The construction of such 3D-PBG hydrogel sensors requires nonionic hydrogel precursors to avoid disordering in the charge-stabilized 3D polystyrene particles.24 These 3D crystalline colloidal array particles were fabricated by self-assembly and this process lasts 2 weeks which is time-consuming. 3D-IOs structure from templates have also been transferred to the hydrogel during the polymerization of monomers–once polymerized, the 3D-IOs were removed by chemical etching, yielding a periodic porous polymer.30 The 3D-IO method also suffers from the high defect density and prone to damage during template etching.
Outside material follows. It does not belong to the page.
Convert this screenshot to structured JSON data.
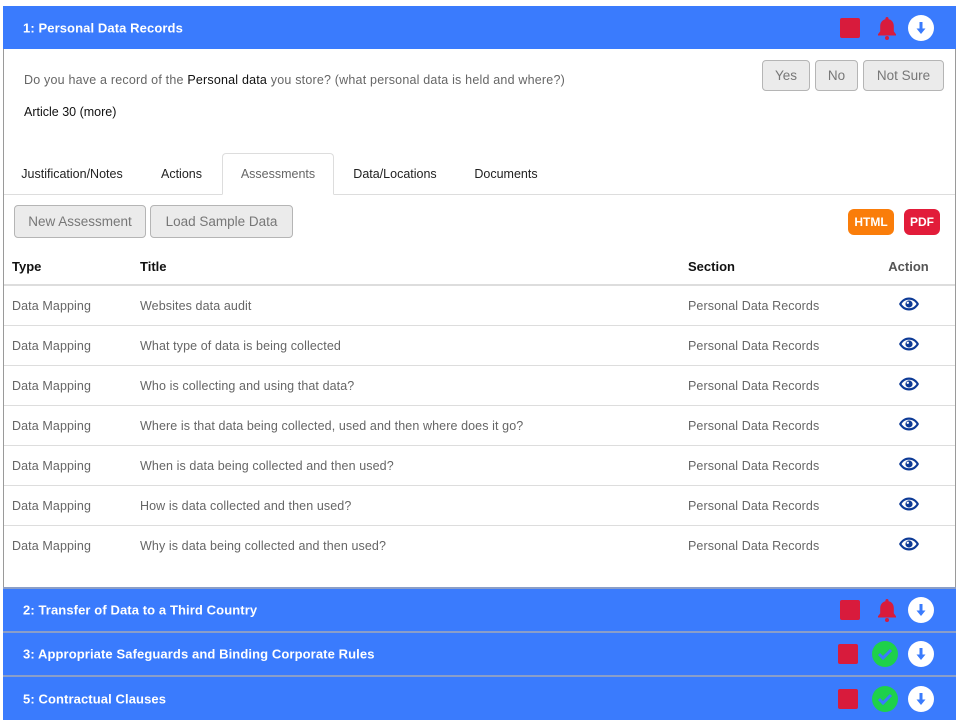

A limited range of detection is also a significant drawback of 3D-PBG hydrogel sensors.
1D-PBG hydrogel glucose sensors have been fabricated based on the diffusion of the silver nanoparticle in the glucose-responsive hydrogels, followed by laser treatment to form composite layers separated by hydrogel layers modulating the refractive index in one dimension.31 The fabrication of the 1D-PBG sensor process requires many stages and these sensors also have a limited field of view, making readouts very complicated. 2D-PBG sensors based on colloidal crystal arrays (CCA) have also been realized.14 Although these sensors were sensitive to glucose in the physiological concentration range, they had limitations in their fabrication.32 These sensors require a well-ordered monolayer of particles, demanding optimization, and functionalization with phenylboronic acid postpolymerization.10 In addition, readout requires setups of expensive optical fibers fixed on rotating stages, dark rooms and spectrophotometers connected to a computer. Consequently, the PBG sensors could not find their way into low-cost mass production and point of care. Table S1 presentsa comparison of various types of glucose sensors summarizing the working principle, advantages, disadvantages, and detection ranges.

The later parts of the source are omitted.